Liberté syndicale : Une invitation à modifier des statuts constitutifs est insusceptible de recours

Union des syndicats de Monaco

Une invitation de la Direction du travail à réaliser des modifications aux statuts constitutifs d’un syndicat ne présente pas un « caractère contraignant », a jugé le Tribunal suprême de Monaco, et ne peut dès lors faire l’objet d’un recours.

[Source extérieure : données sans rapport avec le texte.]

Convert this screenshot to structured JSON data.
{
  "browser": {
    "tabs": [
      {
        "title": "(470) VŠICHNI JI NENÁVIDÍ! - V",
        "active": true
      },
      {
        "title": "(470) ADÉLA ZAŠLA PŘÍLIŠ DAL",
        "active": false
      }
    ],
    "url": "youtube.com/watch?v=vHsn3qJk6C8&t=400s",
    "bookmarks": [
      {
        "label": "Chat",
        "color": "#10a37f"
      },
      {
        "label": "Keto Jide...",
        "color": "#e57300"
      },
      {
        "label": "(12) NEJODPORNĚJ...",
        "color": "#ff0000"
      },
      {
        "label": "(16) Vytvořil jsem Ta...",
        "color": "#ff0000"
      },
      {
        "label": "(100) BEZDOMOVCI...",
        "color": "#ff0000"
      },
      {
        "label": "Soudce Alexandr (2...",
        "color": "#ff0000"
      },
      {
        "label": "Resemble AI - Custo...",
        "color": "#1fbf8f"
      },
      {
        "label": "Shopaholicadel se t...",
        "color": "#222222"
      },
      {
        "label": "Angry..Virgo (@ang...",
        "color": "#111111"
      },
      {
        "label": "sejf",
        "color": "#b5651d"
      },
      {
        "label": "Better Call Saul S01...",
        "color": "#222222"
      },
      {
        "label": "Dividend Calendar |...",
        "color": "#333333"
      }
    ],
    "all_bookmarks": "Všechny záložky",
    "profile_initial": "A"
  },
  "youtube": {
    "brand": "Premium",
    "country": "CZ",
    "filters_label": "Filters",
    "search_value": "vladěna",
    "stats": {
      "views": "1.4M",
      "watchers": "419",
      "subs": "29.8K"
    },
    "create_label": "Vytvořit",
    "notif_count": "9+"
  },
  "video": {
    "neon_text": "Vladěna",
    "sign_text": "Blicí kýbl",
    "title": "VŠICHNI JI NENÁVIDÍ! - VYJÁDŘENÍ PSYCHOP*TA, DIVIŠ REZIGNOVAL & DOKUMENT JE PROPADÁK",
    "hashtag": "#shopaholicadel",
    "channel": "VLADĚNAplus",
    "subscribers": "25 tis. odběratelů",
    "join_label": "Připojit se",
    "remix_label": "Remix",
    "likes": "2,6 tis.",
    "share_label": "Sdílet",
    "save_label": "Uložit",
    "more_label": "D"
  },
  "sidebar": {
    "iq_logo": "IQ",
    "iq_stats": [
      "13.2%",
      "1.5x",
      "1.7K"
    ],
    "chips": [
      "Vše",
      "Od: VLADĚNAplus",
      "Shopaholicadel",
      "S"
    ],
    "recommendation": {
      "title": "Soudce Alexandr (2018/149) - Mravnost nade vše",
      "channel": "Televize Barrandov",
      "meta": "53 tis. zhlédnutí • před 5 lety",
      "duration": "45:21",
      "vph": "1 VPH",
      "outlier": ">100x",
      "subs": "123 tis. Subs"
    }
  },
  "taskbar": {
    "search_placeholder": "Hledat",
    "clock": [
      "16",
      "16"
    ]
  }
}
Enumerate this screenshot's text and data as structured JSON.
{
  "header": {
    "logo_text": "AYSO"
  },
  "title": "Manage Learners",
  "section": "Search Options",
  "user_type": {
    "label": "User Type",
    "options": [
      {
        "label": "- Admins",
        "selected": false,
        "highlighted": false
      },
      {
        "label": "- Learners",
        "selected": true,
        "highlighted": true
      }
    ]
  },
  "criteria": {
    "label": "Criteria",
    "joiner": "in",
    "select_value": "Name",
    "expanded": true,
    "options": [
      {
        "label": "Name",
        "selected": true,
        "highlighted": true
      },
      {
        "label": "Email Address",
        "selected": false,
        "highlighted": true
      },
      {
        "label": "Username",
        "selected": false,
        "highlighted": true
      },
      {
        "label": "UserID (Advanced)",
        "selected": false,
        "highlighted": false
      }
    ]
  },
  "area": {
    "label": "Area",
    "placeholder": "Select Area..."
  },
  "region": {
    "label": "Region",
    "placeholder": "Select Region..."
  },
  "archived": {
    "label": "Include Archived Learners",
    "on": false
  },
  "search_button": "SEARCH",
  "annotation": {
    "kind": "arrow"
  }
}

En l’espèce, par courrier en date du 20 juillet 2019, les membres fondateurs du groupement Syndicat de la santé et des services à la personne de Monaco avaient soumis, en vue de leur approbation en l’application de l’article 7 de l’ordonnance-loi n° 399 du 6 octobre 1944, à la Direction du travail les statuts constitutifs dudit syndicat qui, par courriers en date des 6 octobre et 9 novembre 2016 et 24 mars 2017, les invitait à modifier certains articles et, en dernier lieu, « la définition même du champ d’application du syndicat » jugé « non-conforme aux dispositions de l’article 2 de l’ordonnance-loi » précitée qui dispose que « les syndicats constitués ne pourront grouper que des personnes exerçant la même profession, des métiers similaires ou des professions connexes ».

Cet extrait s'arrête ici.